The Dukan diet is a high-protein diet developed by the French physician Pierre Dukan. It is a multi-stage diet that promotes weight loss by minimizing calories of both fats and carbohydrates consumed, focusing instead on eating protein. It achieves this by providing dieters with a list of allowed foods, as well as rules for each stage of the diet. Like the Atkins diet, Dukan does not place an emphasis on calorie counting but instead places heavy restrictions on what foods are allowed.
The first phase of the Dukan diet is called the “attack phase” and its goal is to promote rapid weight loss over a period that depends on your individual weight loss goals and history.
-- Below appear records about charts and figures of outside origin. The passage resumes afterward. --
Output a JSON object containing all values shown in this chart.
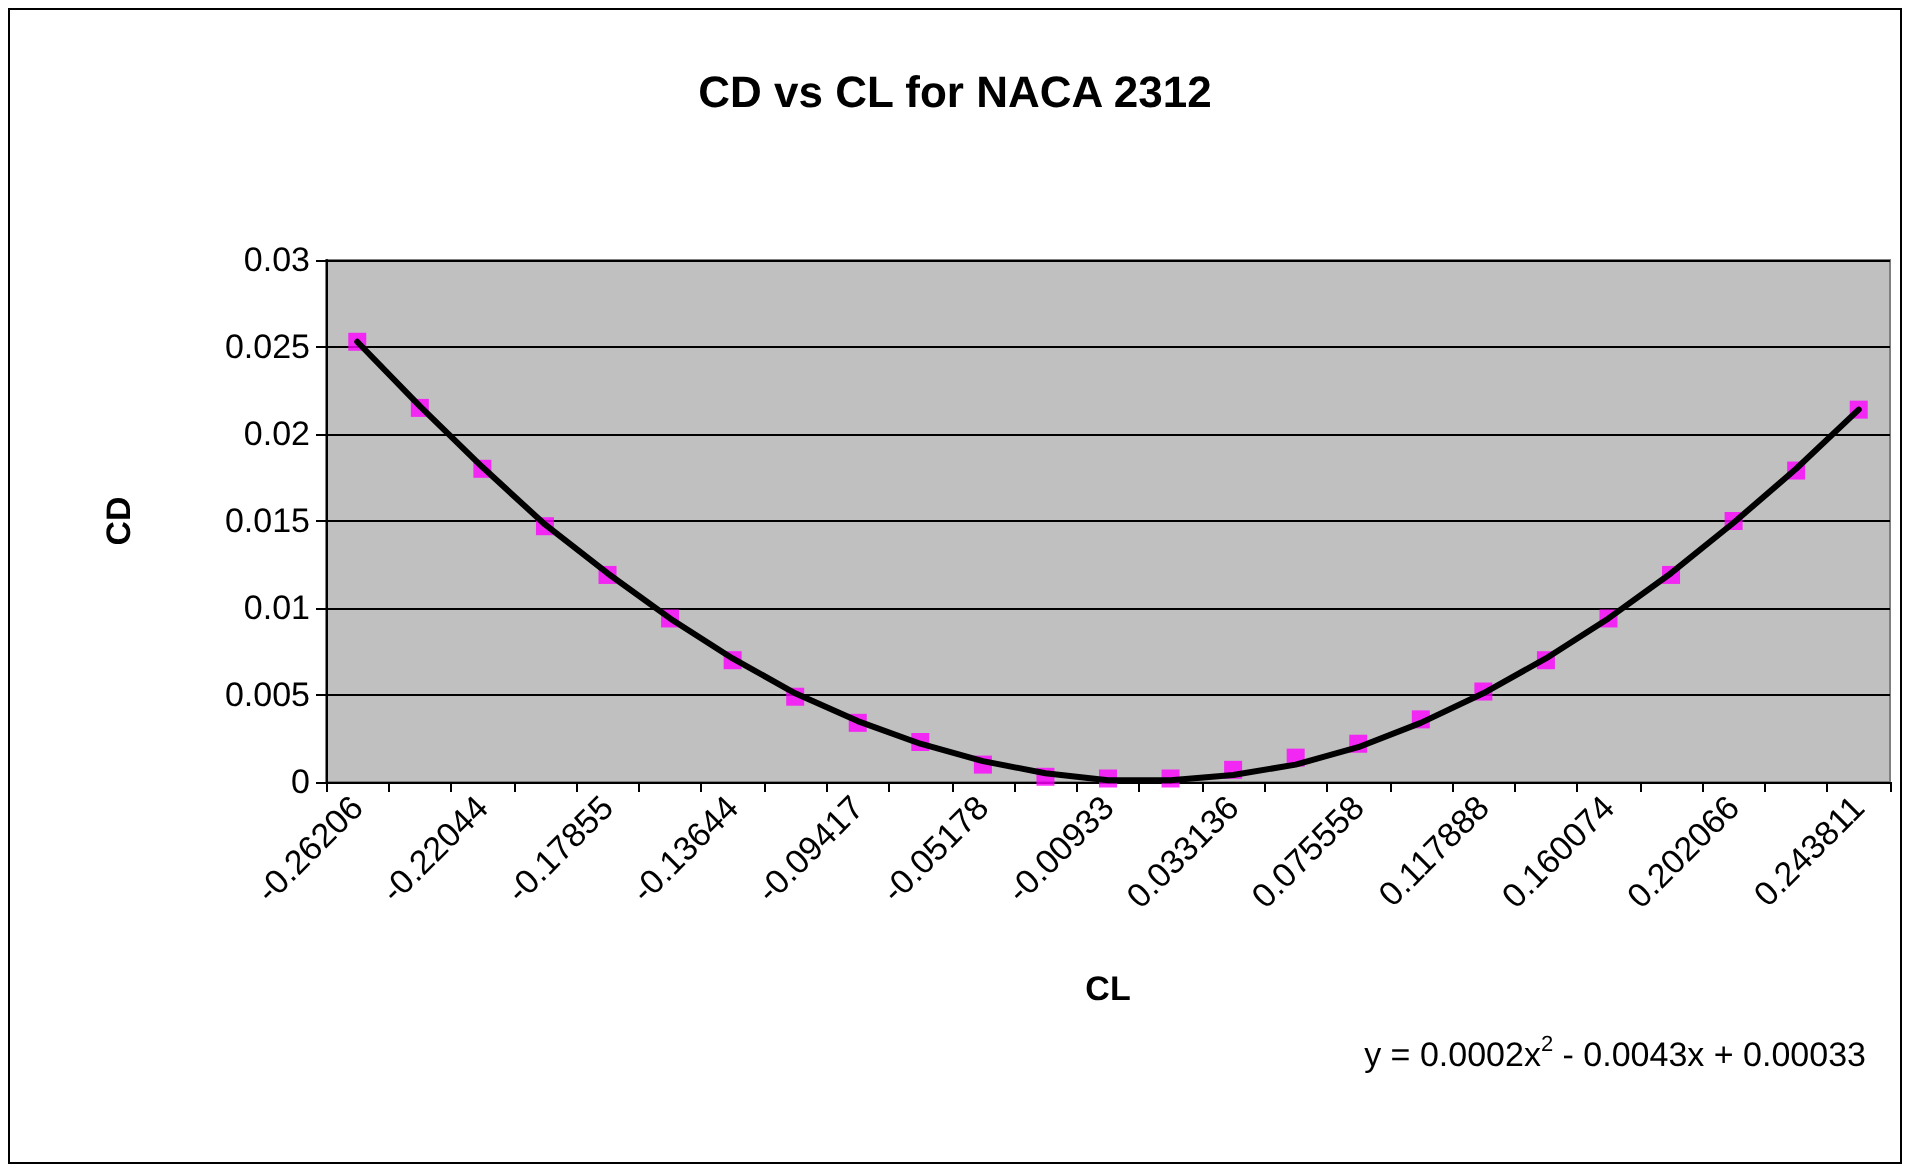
{
  "chart_data": {
    "type": "line",
    "title": "CD vs CL for NACA 2312",
    "xlabel": "CL",
    "ylabel": "CD",
    "categories": [
      "-0.26206",
      null,
      "-0.22044",
      null,
      "-0.17855",
      null,
      "-0.13644",
      null,
      "-0.09417",
      null,
      "-0.05178",
      null,
      "-0.00933",
      null,
      "0.033136",
      null,
      "0.075558",
      null,
      "0.117888",
      null,
      "0.160074",
      null,
      "0.202066",
      null,
      "0.243811"
    ],
    "series": [
      {
        "type": "scatter",
        "marker": "square",
        "color": "#ff00ff",
        "values": [
          0.0253,
          0.0215,
          0.018,
          0.0147,
          0.0119,
          0.0094,
          0.007,
          0.0049,
          0.0034,
          0.0023,
          0.001,
          0.0003,
          0.0002,
          0.0002,
          0.0007,
          0.0014,
          0.0022,
          0.0036,
          0.0052,
          0.007,
          0.0094,
          0.0119,
          0.015,
          0.0179,
          0.0214
        ]
      },
      {
        "marker": "none",
        "color": "#000000",
        "values": [
          0.0253,
          0.0216,
          0.0181,
          0.0148,
          0.012,
          0.0094,
          0.0071,
          0.0051,
          0.0035,
          0.0022,
          0.0012,
          0.0005,
          0.0001,
          0.0001,
          0.0004,
          0.001,
          0.002,
          0.0034,
          0.0051,
          0.0071,
          0.0094,
          0.012,
          0.0149,
          0.018,
          0.0214
        ]
      }
    ],
    "ylim": [
      0,
      0.03
    ],
    "yticks": [
      0,
      0.005,
      0.01,
      0.015,
      0.02,
      0.025,
      0.03
    ],
    "grid": "y",
    "annotations": [
      "y = 0.0002x$^{2}$ - 0.0043x + 0.00033"
    ]
  }
}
In this phase of the diet, only lean sources of protein are allowed, and dieters must consume 1.5 tablespoons of oat bran and 1.5 liters of water a day. This lasts from 1-7 days and is the portion of the diet in which weight is lost most quickly, which serves as encouragement for those who wish to continue. Exercise is also emphasized.
The second weight loss phase of the Dukan diet is called the “cruise phase” and introduces a list of allowed non-starchy vegetables to the unlimited foods. In this phase, the dieter will be allowed an even number of protein only days, in which the diet is the same as the attack phase, and protein/vegetable days in which vegetables can be added from the allowed list. Oat bran and water are still a part of this phase, and 30 minutes of brisk walking a day is encouraged.
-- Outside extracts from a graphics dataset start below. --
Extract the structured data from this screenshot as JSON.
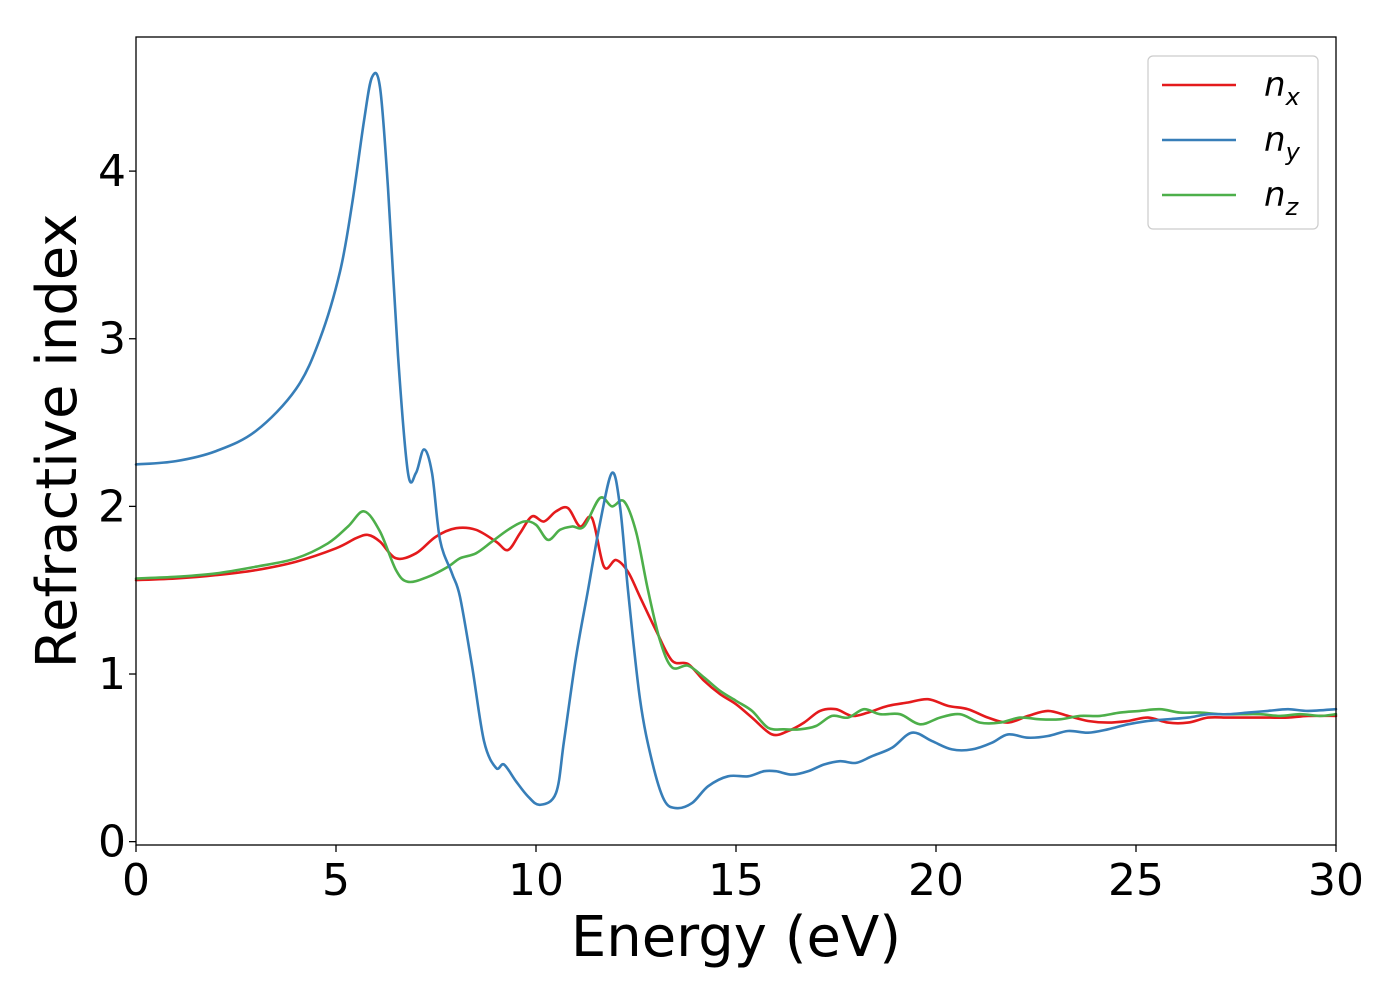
{
  "chart_data": {
    "type": "line",
    "title": "",
    "xlabel": "Energy (eV)",
    "ylabel": "Refractive index",
    "xlim": [
      0,
      30
    ],
    "ylim": [
      -0.02,
      4.8
    ],
    "xticks": [
      0,
      5,
      10,
      15,
      20,
      25,
      30
    ],
    "yticks": [
      0,
      1,
      2,
      3,
      4
    ],
    "grid": false,
    "legend_position": "top-right",
    "series": [
      {
        "name": "n_x",
        "base": "n",
        "sub": "x",
        "color": "#e41a1c",
        "points": [
          [
            0,
            1.56
          ],
          [
            1,
            1.57
          ],
          [
            2,
            1.59
          ],
          [
            3,
            1.62
          ],
          [
            4,
            1.67
          ],
          [
            5,
            1.75
          ],
          [
            5.5,
            1.81
          ],
          [
            5.8,
            1.83
          ],
          [
            6.1,
            1.79
          ],
          [
            6.5,
            1.69
          ],
          [
            7,
            1.72
          ],
          [
            7.5,
            1.82
          ],
          [
            8,
            1.87
          ],
          [
            8.5,
            1.86
          ],
          [
            9,
            1.79
          ],
          [
            9.3,
            1.74
          ],
          [
            9.6,
            1.84
          ],
          [
            9.9,
            1.94
          ],
          [
            10.2,
            1.91
          ],
          [
            10.5,
            1.97
          ],
          [
            10.8,
            1.99
          ],
          [
            11.1,
            1.88
          ],
          [
            11.4,
            1.93
          ],
          [
            11.7,
            1.64
          ],
          [
            12,
            1.68
          ],
          [
            12.3,
            1.61
          ],
          [
            12.6,
            1.46
          ],
          [
            13,
            1.26
          ],
          [
            13.4,
            1.08
          ],
          [
            13.8,
            1.06
          ],
          [
            14.2,
            0.96
          ],
          [
            14.6,
            0.88
          ],
          [
            15,
            0.82
          ],
          [
            15.4,
            0.74
          ],
          [
            15.9,
            0.64
          ],
          [
            16.3,
            0.66
          ],
          [
            16.7,
            0.71
          ],
          [
            17.1,
            0.78
          ],
          [
            17.5,
            0.79
          ],
          [
            17.9,
            0.75
          ],
          [
            18.3,
            0.77
          ],
          [
            18.8,
            0.81
          ],
          [
            19.3,
            0.83
          ],
          [
            19.8,
            0.85
          ],
          [
            20.3,
            0.81
          ],
          [
            20.8,
            0.79
          ],
          [
            21.3,
            0.74
          ],
          [
            21.8,
            0.71
          ],
          [
            22.3,
            0.75
          ],
          [
            22.8,
            0.78
          ],
          [
            23.3,
            0.75
          ],
          [
            23.8,
            0.72
          ],
          [
            24.3,
            0.71
          ],
          [
            24.8,
            0.72
          ],
          [
            25.3,
            0.74
          ],
          [
            25.8,
            0.71
          ],
          [
            26.3,
            0.71
          ],
          [
            26.8,
            0.74
          ],
          [
            27.3,
            0.74
          ],
          [
            27.8,
            0.74
          ],
          [
            28.3,
            0.74
          ],
          [
            28.8,
            0.74
          ],
          [
            29.3,
            0.75
          ],
          [
            30,
            0.75
          ]
        ]
      },
      {
        "name": "n_y",
        "base": "n",
        "sub": "y",
        "color": "#377eb8",
        "points": [
          [
            0,
            2.25
          ],
          [
            1,
            2.27
          ],
          [
            2,
            2.33
          ],
          [
            3,
            2.45
          ],
          [
            4,
            2.7
          ],
          [
            4.6,
            3.0
          ],
          [
            5.1,
            3.4
          ],
          [
            5.4,
            3.8
          ],
          [
            5.7,
            4.3
          ],
          [
            5.9,
            4.56
          ],
          [
            6.1,
            4.5
          ],
          [
            6.3,
            3.9
          ],
          [
            6.55,
            2.9
          ],
          [
            6.8,
            2.2
          ],
          [
            7.0,
            2.2
          ],
          [
            7.2,
            2.34
          ],
          [
            7.4,
            2.2
          ],
          [
            7.6,
            1.8
          ],
          [
            7.9,
            1.6
          ],
          [
            8.1,
            1.46
          ],
          [
            8.4,
            1.05
          ],
          [
            8.7,
            0.6
          ],
          [
            9.0,
            0.44
          ],
          [
            9.2,
            0.46
          ],
          [
            9.5,
            0.36
          ],
          [
            9.8,
            0.27
          ],
          [
            10.1,
            0.22
          ],
          [
            10.5,
            0.29
          ],
          [
            10.7,
            0.6
          ],
          [
            11.0,
            1.1
          ],
          [
            11.3,
            1.5
          ],
          [
            11.6,
            1.9
          ],
          [
            11.9,
            2.2
          ],
          [
            12.1,
            2.0
          ],
          [
            12.3,
            1.5
          ],
          [
            12.6,
            0.85
          ],
          [
            12.9,
            0.48
          ],
          [
            13.2,
            0.25
          ],
          [
            13.5,
            0.2
          ],
          [
            13.9,
            0.23
          ],
          [
            14.3,
            0.33
          ],
          [
            14.8,
            0.39
          ],
          [
            15.3,
            0.39
          ],
          [
            15.7,
            0.42
          ],
          [
            16.0,
            0.42
          ],
          [
            16.4,
            0.4
          ],
          [
            16.8,
            0.42
          ],
          [
            17.2,
            0.46
          ],
          [
            17.6,
            0.48
          ],
          [
            18.0,
            0.47
          ],
          [
            18.4,
            0.51
          ],
          [
            18.9,
            0.56
          ],
          [
            19.4,
            0.65
          ],
          [
            19.9,
            0.6
          ],
          [
            20.4,
            0.55
          ],
          [
            20.9,
            0.55
          ],
          [
            21.4,
            0.59
          ],
          [
            21.8,
            0.64
          ],
          [
            22.3,
            0.62
          ],
          [
            22.8,
            0.63
          ],
          [
            23.3,
            0.66
          ],
          [
            23.8,
            0.65
          ],
          [
            24.3,
            0.67
          ],
          [
            24.8,
            0.7
          ],
          [
            25.3,
            0.72
          ],
          [
            25.8,
            0.73
          ],
          [
            26.3,
            0.74
          ],
          [
            26.8,
            0.76
          ],
          [
            27.3,
            0.76
          ],
          [
            27.8,
            0.77
          ],
          [
            28.3,
            0.78
          ],
          [
            28.8,
            0.79
          ],
          [
            29.3,
            0.78
          ],
          [
            30,
            0.79
          ]
        ]
      },
      {
        "name": "n_z",
        "base": "n",
        "sub": "z",
        "color": "#4daf4a",
        "points": [
          [
            0,
            1.57
          ],
          [
            1,
            1.58
          ],
          [
            2,
            1.6
          ],
          [
            3,
            1.64
          ],
          [
            4,
            1.69
          ],
          [
            4.8,
            1.78
          ],
          [
            5.3,
            1.88
          ],
          [
            5.7,
            1.97
          ],
          [
            6.1,
            1.85
          ],
          [
            6.5,
            1.62
          ],
          [
            6.8,
            1.55
          ],
          [
            7.3,
            1.58
          ],
          [
            7.8,
            1.64
          ],
          [
            8.1,
            1.69
          ],
          [
            8.5,
            1.72
          ],
          [
            8.9,
            1.79
          ],
          [
            9.3,
            1.86
          ],
          [
            9.7,
            1.91
          ],
          [
            10.0,
            1.89
          ],
          [
            10.3,
            1.8
          ],
          [
            10.6,
            1.86
          ],
          [
            10.9,
            1.88
          ],
          [
            11.2,
            1.88
          ],
          [
            11.6,
            2.05
          ],
          [
            11.9,
            2.0
          ],
          [
            12.2,
            2.03
          ],
          [
            12.5,
            1.85
          ],
          [
            12.8,
            1.5
          ],
          [
            13.1,
            1.2
          ],
          [
            13.4,
            1.04
          ],
          [
            13.8,
            1.05
          ],
          [
            14.2,
            0.98
          ],
          [
            14.6,
            0.9
          ],
          [
            15.0,
            0.84
          ],
          [
            15.4,
            0.78
          ],
          [
            15.8,
            0.68
          ],
          [
            16.2,
            0.67
          ],
          [
            16.6,
            0.67
          ],
          [
            17.0,
            0.69
          ],
          [
            17.4,
            0.75
          ],
          [
            17.8,
            0.74
          ],
          [
            18.2,
            0.79
          ],
          [
            18.6,
            0.76
          ],
          [
            19.1,
            0.76
          ],
          [
            19.6,
            0.7
          ],
          [
            20.1,
            0.74
          ],
          [
            20.6,
            0.76
          ],
          [
            21.1,
            0.71
          ],
          [
            21.6,
            0.71
          ],
          [
            22.1,
            0.74
          ],
          [
            22.6,
            0.73
          ],
          [
            23.1,
            0.73
          ],
          [
            23.6,
            0.75
          ],
          [
            24.1,
            0.75
          ],
          [
            24.6,
            0.77
          ],
          [
            25.1,
            0.78
          ],
          [
            25.6,
            0.79
          ],
          [
            26.1,
            0.77
          ],
          [
            26.6,
            0.77
          ],
          [
            27.1,
            0.76
          ],
          [
            27.6,
            0.76
          ],
          [
            28.1,
            0.76
          ],
          [
            28.6,
            0.75
          ],
          [
            29.1,
            0.76
          ],
          [
            29.6,
            0.75
          ],
          [
            30,
            0.76
          ]
        ]
      }
    ]
  }
}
The third phase is called “consolidation” and allows unlimited proteins/vegetables from the allowed list on every day, as well as gently reintroduces items like fruits, whole grains, cheese and starchy vegetables. It also allows for two “celebration meals” per week. The goal of this phase is to slowly return to normal eating patterns in a way that maintains the weight lost in the first two phases of the diet. One pure protein day a week is emphasized to keep weight off, and even more exercise is introduced.
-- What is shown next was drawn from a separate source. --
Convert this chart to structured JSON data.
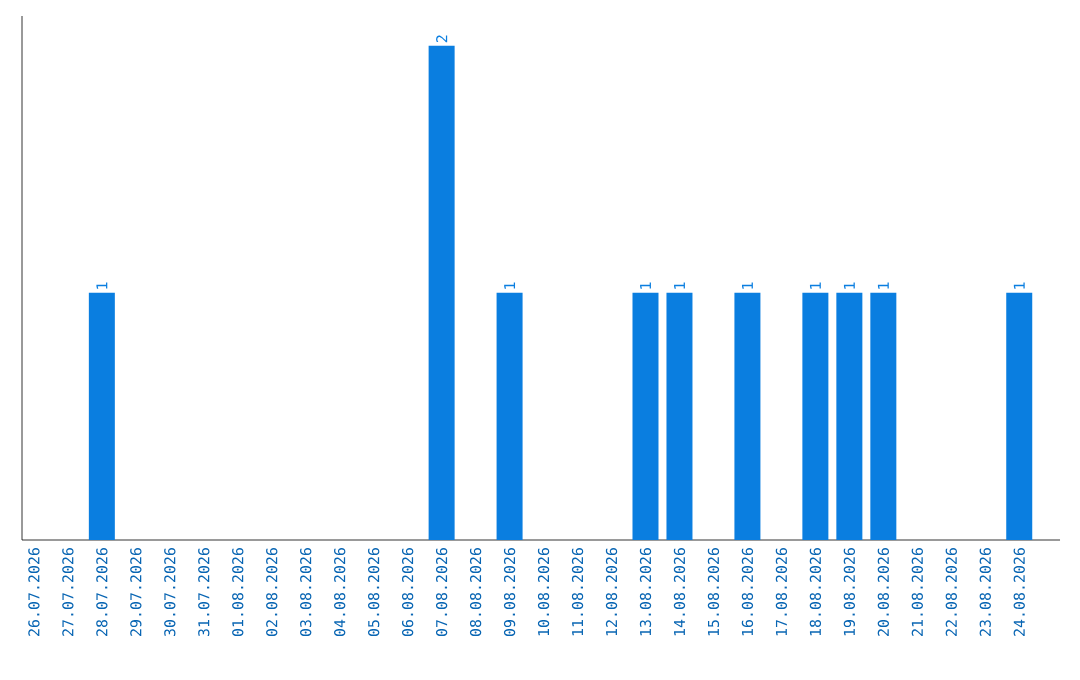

The final phase of the Dukan diet is the “stabilization phase” which introduces three basic rules which are to be followed for a lifetime. Eat three tablespoons of oat bran a day, have one protein only day a week, and exercise daily, taking the stairs whenever possible.
These are the basics of the Dukan diet, although this should not be taken as a complete guide. While most experts do agree the diet will result in weight loss, some are skeptical about its health effects or long-term viability. As with any diet, it’s important to do your own research or speak with a health care professional before making a decision.